It is a gleaming vision of a world just beyond the present: a world in which meat is abundant and affordable with almost no cost to the environment. Animal slaughter is forgotten. Global warming is restrained. At the heart of the vision is a high-tech factory housing steel tanks as tall as apartment buildings and conveyor belts rolling out fully formed steaks, millions of pounds a day — enough, astonishingly, to feed an entire nation.

Meat without killing is the central promise of what’s come to be known as cultivated meat. This isn’t a new plant-based alternative. It is, at least in theory, a few animal cells, nurtured with the right nutrients and hormones, finished with sophisticated processing techniques, and voilà: juicy burgers and seared tuna and marinated lamb chops without the side of existential worry.

It’s a vision of hedonism — but altruism, too. A way to save water, free up vast tracts of land, drastically cut planet-warming emissions, protect vulnerable species. It’s an escape hatch for humankind’s excesses. All we have to do is tie on our bibs.
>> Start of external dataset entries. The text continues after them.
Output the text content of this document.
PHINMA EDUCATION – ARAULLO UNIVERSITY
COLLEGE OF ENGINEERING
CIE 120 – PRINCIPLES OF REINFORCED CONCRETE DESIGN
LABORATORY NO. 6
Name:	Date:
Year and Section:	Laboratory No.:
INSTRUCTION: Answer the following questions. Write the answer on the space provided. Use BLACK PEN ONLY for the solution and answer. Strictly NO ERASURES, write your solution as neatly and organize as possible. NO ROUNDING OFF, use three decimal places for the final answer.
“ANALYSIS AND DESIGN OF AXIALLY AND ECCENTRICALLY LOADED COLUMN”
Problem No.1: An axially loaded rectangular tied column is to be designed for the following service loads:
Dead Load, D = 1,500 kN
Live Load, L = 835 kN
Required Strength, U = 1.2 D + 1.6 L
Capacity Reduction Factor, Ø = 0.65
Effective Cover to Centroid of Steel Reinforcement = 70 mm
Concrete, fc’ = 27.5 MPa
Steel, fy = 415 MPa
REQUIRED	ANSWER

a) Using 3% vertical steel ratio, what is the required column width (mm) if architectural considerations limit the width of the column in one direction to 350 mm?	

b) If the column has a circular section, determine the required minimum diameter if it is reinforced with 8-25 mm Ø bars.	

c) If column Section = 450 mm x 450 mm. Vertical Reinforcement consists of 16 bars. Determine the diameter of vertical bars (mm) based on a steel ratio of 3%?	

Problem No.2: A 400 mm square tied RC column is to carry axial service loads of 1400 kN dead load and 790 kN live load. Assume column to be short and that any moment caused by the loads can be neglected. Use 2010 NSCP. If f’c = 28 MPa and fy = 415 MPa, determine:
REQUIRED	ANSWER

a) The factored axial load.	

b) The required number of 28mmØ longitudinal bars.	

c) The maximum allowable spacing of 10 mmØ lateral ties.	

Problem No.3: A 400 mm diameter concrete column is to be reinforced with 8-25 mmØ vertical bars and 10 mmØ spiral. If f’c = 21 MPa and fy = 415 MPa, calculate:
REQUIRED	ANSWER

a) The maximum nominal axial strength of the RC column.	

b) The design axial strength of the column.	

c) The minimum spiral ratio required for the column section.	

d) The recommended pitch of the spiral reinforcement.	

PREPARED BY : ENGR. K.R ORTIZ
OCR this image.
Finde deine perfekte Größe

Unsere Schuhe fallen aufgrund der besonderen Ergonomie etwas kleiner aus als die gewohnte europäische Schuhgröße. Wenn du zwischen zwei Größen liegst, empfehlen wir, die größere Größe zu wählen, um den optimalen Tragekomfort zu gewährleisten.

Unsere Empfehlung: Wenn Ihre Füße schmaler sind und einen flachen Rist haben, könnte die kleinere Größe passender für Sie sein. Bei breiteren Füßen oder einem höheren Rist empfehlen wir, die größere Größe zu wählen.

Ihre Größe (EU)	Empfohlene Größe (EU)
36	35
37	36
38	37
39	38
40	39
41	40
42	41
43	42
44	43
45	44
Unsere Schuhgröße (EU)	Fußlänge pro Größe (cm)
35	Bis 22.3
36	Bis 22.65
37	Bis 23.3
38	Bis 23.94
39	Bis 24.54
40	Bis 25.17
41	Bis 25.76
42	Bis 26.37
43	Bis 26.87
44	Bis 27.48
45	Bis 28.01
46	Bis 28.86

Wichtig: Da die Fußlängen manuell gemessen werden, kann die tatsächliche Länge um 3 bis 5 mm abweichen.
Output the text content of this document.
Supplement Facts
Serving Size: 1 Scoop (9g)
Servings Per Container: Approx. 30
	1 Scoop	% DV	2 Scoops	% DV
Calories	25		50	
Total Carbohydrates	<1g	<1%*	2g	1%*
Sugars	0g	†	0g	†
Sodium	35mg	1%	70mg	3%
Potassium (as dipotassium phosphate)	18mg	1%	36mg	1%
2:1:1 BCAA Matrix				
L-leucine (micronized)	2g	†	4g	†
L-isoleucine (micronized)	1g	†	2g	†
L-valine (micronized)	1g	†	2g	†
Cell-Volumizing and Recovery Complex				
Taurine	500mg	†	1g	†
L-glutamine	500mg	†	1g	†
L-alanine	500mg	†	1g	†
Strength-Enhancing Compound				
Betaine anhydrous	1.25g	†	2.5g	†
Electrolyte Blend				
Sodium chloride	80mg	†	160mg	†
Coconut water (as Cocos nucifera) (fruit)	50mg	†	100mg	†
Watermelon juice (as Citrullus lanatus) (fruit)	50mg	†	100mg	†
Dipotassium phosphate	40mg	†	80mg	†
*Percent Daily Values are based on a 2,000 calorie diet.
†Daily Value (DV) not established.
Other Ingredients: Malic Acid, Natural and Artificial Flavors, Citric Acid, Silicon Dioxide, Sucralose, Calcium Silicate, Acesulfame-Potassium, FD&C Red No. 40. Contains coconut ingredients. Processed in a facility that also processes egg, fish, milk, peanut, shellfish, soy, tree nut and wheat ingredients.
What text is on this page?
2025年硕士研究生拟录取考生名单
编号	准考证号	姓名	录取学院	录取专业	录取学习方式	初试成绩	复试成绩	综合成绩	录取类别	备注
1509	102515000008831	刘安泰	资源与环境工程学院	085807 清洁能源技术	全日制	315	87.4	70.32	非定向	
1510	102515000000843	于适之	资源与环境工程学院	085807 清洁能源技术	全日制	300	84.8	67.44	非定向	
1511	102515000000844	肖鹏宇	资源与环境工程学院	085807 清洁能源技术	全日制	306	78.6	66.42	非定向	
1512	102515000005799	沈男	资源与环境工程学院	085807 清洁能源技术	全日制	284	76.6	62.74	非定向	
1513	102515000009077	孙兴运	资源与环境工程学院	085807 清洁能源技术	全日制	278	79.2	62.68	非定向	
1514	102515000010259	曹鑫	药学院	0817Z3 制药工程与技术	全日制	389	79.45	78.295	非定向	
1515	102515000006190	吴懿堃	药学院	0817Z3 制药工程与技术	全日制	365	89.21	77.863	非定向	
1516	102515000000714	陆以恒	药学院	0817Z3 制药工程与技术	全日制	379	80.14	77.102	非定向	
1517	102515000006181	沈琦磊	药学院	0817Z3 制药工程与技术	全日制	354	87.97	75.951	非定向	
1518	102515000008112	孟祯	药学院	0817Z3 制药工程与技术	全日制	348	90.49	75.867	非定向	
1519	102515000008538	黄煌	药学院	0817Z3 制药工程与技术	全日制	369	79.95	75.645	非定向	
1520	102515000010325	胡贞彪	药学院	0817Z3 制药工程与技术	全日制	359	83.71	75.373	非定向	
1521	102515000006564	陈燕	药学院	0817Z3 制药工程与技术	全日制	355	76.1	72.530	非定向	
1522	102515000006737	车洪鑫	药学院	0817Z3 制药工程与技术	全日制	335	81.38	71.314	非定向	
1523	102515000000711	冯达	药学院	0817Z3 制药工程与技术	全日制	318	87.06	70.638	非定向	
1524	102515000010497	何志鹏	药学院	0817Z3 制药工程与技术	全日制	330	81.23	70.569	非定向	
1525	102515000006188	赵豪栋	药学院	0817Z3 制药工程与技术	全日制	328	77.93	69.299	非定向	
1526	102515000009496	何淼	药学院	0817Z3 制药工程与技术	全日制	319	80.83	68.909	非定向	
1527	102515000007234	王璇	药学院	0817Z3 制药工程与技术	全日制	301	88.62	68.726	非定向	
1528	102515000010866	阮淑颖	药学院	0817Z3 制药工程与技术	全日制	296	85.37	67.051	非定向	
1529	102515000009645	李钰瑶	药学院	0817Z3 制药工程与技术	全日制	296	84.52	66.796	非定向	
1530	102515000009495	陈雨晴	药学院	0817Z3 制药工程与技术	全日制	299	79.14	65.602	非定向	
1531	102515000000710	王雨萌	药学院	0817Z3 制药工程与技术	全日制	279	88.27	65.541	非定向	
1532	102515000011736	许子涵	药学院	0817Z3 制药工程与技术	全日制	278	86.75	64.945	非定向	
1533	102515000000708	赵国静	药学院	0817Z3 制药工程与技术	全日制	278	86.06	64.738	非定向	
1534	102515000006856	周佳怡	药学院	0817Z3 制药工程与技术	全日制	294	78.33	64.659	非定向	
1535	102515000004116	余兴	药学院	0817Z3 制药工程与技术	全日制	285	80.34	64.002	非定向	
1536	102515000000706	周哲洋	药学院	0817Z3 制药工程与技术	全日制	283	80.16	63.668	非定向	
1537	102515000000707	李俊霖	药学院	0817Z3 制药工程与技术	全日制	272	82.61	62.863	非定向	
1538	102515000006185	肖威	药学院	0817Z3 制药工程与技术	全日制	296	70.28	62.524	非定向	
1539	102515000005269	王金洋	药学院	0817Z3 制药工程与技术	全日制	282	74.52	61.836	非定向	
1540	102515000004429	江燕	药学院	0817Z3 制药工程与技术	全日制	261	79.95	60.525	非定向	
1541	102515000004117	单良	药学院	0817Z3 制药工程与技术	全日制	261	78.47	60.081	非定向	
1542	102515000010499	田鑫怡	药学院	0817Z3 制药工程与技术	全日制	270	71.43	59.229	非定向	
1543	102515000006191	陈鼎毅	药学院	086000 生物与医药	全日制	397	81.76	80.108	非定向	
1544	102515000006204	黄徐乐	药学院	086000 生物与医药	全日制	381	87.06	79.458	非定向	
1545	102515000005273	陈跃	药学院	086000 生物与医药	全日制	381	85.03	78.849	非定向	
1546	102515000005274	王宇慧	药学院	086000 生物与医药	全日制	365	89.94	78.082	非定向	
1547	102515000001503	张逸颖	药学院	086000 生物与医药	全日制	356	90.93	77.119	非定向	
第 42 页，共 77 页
Between 2016 and 2022, investors poured almost $3 billion into cultivated meat and seafood companies. Powerful venture capital and sovereign wealth funds — SoftBank, Temasek, the Qatar Investment Authority — wanted in. So did major meatpackers like Tyson, Cargill and JBS, and celebrities like Leonardo DiCaprio, Bill Gates and Richard Branson. Two of the leading companies — Eat Just and Upside Foods, both startups — reportedly achieved billion-dollar valuations. And today, a few products that include cultivated cells have been approved for sale in Singapore, the United States and Israel.

Yet despite nearly a decade of work and a great many messianic pronouncements, it is increasingly clear that a broader cultivated meat revolution was never a real prospect, and definitely not within the few years we have left to avert climate catastrophe.

Interviews with almost 60 industry investors and insiders, including many who have been employed by or been part of the leadership teams of these companies, reveal a litany of squandered resources, broken promises and unproven science. Founders, hemmed in by their own unrealistic proclamations, cut corners, such as using ingredients derived from slaughtered animals. Investors, swept up in the excitement of the moment, wrote check after check despite significant technological obstacles. Costs refused to enter the realm of plausible as launch targets came and went. All the while, nobody could achieve anything close to meaningful scale. And yet companies rushed to build expensive facilities and pushed scientists to exceed what was possible, creating the illusion of a thrilling race to market.